Even a quick glance at the setup told me I was fucked. The hardware was locked down tighter than a corpo's credit account. Fucking biometrics. The chair, the ports—everything was keyed to the runner's DNA. If I sat in that thing now, best case? It'd knock me out cold. Worst case? It'd fry me like cheap meat on a street grill.
I could crack it—but that'd take time. And time? Not something I had. The guys outside were already lighting up the door, and soon, some techie, netrunner, or trigger-happy psycho with a breaching charge was gonna show up.
All this fucking effort… for nothing?!
Then, it hit me. A workaround. A way to get inside.
The netrunner was already jacked in. He was just unconscious. Normally, when I devour a mind, I rip the info straight from their head. But what if—what if—I did it differently? A fusion of devouring and puppeteering.
Instead of taking the data, I'd use the runner as a bridge. Merge into his neural pathways. Make his brain a fucking modem.
In theory, it should work.
In practice? Guess I'd fucking find out.
No time to think about the consequences. No time for a plan B. I plugged directly into his neural port.
And then, I started doing some truly fucked-up shit.

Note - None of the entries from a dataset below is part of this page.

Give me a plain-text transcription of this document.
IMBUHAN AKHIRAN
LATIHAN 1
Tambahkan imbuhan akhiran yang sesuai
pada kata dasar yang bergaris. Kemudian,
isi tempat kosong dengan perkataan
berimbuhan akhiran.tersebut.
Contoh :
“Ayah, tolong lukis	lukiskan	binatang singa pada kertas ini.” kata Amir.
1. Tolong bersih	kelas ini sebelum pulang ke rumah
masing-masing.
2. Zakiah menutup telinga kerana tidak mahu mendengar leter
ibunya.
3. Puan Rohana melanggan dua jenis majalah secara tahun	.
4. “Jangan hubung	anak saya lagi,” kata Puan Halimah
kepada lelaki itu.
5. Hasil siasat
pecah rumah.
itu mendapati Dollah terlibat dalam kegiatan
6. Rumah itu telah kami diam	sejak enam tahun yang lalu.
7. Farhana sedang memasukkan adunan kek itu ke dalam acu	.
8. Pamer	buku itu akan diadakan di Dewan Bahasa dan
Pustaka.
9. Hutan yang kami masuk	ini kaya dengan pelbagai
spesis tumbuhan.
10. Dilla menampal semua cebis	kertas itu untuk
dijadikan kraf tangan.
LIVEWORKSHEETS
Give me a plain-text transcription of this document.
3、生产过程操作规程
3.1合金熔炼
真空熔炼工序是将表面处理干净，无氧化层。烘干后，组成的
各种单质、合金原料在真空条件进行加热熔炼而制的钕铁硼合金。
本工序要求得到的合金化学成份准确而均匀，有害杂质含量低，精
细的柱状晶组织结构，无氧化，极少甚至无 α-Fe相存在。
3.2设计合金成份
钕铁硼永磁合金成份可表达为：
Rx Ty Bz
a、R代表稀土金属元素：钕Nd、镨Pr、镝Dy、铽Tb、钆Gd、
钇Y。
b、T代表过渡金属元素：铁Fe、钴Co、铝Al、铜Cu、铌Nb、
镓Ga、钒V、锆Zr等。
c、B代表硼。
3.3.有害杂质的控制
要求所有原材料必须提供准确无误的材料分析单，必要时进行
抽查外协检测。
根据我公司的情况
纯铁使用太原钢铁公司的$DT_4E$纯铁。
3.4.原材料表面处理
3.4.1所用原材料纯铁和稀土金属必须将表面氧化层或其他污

I dove into his mind—ripped apart the outer layers of his consciousness. But instead of consuming him, I tried to stitch us together like some psycho Nazi scientist. Meld our digital ghosts.
Turn this dying netrunner into a fucking access point.
I had seconds to pull it off.
Everything I had—everything—got thrown into the mix. My AI-powered abilities, my netrunning expertise, the stolen knowledge from Figure Skater. My brain pushed past its normal speed limits, firing faster than humanly possible.
And it fucking hurt.
For a few moments, I blacked out of the devouring state, nearly knocked loose by the agony. A migraine like my skull was splitting. My brain felt like it was boiling.
Like I was trying to shove my entire nervous system through the eye of a needle.
A needle heated to a thousand degrees.
No idea how long it lasted. No idea what the price was—on me, on him.
But then—
Something clicked.
The grotesque data-monster I'd created lurched to life.
And just like that, I had full fucking control of the hotel's subnet.
Not just access. Dominance.
The cameras flicked back on—feeding directly to me.
I switched to the hallway feed.
Aha.
Two techies, marching up with tools, ready to crack the door. Behind them? Seven fully geared-up security goons.
Too fucking bad for them.
I didn't even need to use separate quickhacks to weaken their ice—the whole system was mine.
One by one, I flipped their implants against them.
With just a single command one of them yanked the pin on his grenade.
Then another.
And another.
Within seconds, the hallway turned into a blender of fire, shrapnel, and screaming meat.
That problem? Handled.
Now, onto the real fight.
Time to burn through the Net and drag Lucy out. Then? Get the fuck out myself.